As a believer in God who enjoys science and music, I found the following analogy interesting. This is from Professor Colin Humphreys’ lecture at Trinity College, Cambridge on the topic, “Can Scientists Believe in Miracles?” In this part of the lecture Dr. Humphreys seeks to balance the consistency of God in maintaining an orderly universe with the ability of God to intervene miraculously in the natural order.

Overriding natural laws not only give scientists a problem but also theologians, and the reason for this is that the picture of God given in the Bible is of a consistent God. There are many biblical passages where the consistency of God comes through strongly. So theologically, if God created the Universe and is constantly upholding it, and if God is a consistent God, then would he override the laws he has established?

Let me give you a musical analogy which may be helpful. Imagine you are standing behind a pianist who is playing without music and you are watching the pianist’s fingers. Every time the pianist goes to play the note “F” he plays “F sharp”. You can deduce from this the key signature of the music. The key signature is the rule the composer establishes for playing that piece of music. If you keep watching you may observe that, on occasion, when the pianist should play “F sharp” he plays “F”, or he may play black notes when you expect him to play white ones. These are what musicians call “accidentals” which the composer has deliberately put in the music.

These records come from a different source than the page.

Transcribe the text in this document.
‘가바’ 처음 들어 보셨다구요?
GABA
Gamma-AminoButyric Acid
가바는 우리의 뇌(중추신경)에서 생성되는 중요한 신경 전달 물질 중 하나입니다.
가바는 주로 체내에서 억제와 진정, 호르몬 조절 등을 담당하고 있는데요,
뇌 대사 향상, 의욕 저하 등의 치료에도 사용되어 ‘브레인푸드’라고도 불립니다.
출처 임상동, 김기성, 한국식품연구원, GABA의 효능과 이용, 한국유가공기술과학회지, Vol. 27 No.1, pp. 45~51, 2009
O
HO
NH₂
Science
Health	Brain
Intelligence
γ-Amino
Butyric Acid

The composer, of course, is free to put accidentals in the music – he is the composer – and although he’s set up a key signature which signifies the way the music should normally be played, he is free to say that it should be played differently on occasions. If he is a great composer, the accidentals will never be used capriciously, they will always make better music. It is the accidentals which contribute to making the piece of music great. The analogy with how God operates is clear. God created and upholds the universe but, like the great composer, he is free to override his own rules. However, if he is a consistent God, it must make more sense than less for him to override his rules.

4 Comments

  1. Margaret says:

    As a piano teacher, and lover of music, I can relate to that analogy. In this beautiful orderly universe, we can praise God for our wonderful world, and praise also for His miraculous interventions. When we read how Jesus calmed the storm on the lake, we marvel along with the disciples at God’s power. I am grateful for the times in my own life when God has rescued me, both physically, and spiritually. I expect most of us have had similar experiences.

  2. Interesting article, and I agree. God can intervene when He thinks best, and override the laws He created that generally govern our universe. Of course, the entire Creation is a miracle of God or it would not exist at all.

    An increasingly large percentage of today’s scientists believe in the God of Abraham, Isaac and Jacob as intelligent designer of the universe and life, and this is now an established one way trend. To understand this turn of events, including perspectives of many leading scientists, see Intelligent Design vs. Evolution — The Miracle of Intelligent Design.

  3. Ray Fowler says:

    Margaret and Miracles – Thank you for sharing your thoughts.

  4. Steve Greene says:

    (Full disclosure: I’m an atheist, not a Christian. Not here to tear things up either, though.)

    In regard to science and miracles, the problem is not, essentially, whether “miracles” are possible. After all, as Arthur C. Clarke (an atheist) wrote, “Any sufficiently-advanced technology will be indistinguishable from magic”. (This issue also touches on an ambiguity in the distinctions between the concepts referred to by the words “natural” and “supernatural”, because however a god did something there would be some means, some process, some “supernatural force” by which it was done. Conversely, for example, the very propagation of the force of gravity is pretty mystical, even yet to physicists working on the problem, and if you tried to discuss the latest ideas concerning particle physics, field theory, and the associated mathematics of theoretical physicists about how the force of gravity actually works with people living a thousand years ago, they would think you were the most mystical person on the face of the planet, or absolutely insane.)

    The problem with Humphreys’ analogy is the issue of producing good evidence for miracles, because in fact even most Christians (at least in developed nations are very skeptical of miracle claims because we know that an awful lot of religious people (and not just Christians) like to proclaim miracles yet for which there either isn’t any good evidence for them or there is evidence (i.e., claims have actually been investigated) and the evidence is against the claim.

    So miracles aren’t black key accidentals occasionally mixed in with an all white key C major piece, but a guy says they player just played a peppery sound, probably from a green key, of course, but no one else hears the “pepper” sound, and we’re wondering what a green key is supposed to be (‘Do you see one? I certainly don’t see such a thing.’)

    That analogy fits the situation much better. Of course, analogies can be enlightening, or they can be limiting in a self-serving way. They are, after all, just analogies.